Another explanation for the asking price comes in the guise of the options list. To be more specific, there are no extras other than a rear-seat entertainment system and the Heritage Edition. The Land Cruiser is loaded with everything one would desire in an off-road vehicle, including eight seats and full-time 4WD as well as a limited-slip locking center differential.
There is, however, a problem with the J200 series. I’m not referring to the 14-year-old design, but few people are mentally prepared to spend that kind of moolah on something with a Toyota badge on the grille and steering wheel. “689 people got the keys to new Land Cruisers last month,” writes Car & Driver, “marking a 221% increase from January 2020.”
In other words, it’s the best sales month of the Land Cruiser in a decade. Only December 2020 comes close with 606 examples of the breed, which is peanuts in comparison to how many RAV4s are sold on a monthly basis.

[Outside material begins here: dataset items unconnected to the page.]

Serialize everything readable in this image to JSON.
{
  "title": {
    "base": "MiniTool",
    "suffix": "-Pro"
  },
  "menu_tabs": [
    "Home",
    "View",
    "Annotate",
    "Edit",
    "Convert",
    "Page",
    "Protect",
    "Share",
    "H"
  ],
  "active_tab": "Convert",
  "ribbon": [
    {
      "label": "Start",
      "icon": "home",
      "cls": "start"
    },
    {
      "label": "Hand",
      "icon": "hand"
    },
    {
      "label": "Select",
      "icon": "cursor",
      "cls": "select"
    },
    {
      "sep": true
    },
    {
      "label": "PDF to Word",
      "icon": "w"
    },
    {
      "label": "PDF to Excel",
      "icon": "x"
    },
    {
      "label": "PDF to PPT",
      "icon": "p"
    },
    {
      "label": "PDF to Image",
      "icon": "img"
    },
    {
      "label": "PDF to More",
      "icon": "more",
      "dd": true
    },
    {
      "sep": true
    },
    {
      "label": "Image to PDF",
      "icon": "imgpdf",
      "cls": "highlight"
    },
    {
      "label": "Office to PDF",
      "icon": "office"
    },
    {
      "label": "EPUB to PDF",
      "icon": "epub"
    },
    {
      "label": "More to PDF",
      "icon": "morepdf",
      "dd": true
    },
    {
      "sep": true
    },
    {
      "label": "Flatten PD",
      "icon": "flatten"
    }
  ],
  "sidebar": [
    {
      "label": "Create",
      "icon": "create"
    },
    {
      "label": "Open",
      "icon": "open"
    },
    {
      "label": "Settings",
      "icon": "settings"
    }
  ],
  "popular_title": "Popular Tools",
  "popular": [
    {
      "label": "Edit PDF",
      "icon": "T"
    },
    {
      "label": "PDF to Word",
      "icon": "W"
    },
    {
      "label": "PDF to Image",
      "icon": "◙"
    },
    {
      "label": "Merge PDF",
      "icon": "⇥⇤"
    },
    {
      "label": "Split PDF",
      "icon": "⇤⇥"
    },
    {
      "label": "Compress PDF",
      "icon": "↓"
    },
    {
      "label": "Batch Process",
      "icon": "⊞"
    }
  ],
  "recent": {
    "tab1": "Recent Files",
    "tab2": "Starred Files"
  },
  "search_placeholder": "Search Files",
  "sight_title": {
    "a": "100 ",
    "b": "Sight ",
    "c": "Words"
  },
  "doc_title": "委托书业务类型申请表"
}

Despite the very low volume, sales rose literally overnight because of the imminent discontinuation of the Land Cruiser at the end of the 2021 model year. Fret not, prospective customers, because the J300 will eventually arrive stateside. Speaking of the next-generation Land Cruiser, nobody except Toyota knows for certain if we’re dealing with a 2023 or a 2024 model.
On an ending note, word has it the J300 will be offered with a twin-turbo V6 as the base engine and a twin-turbo V6 with hybrid assistance to the detriment of the free-breathing V8 of the outgoing Land Cruiser.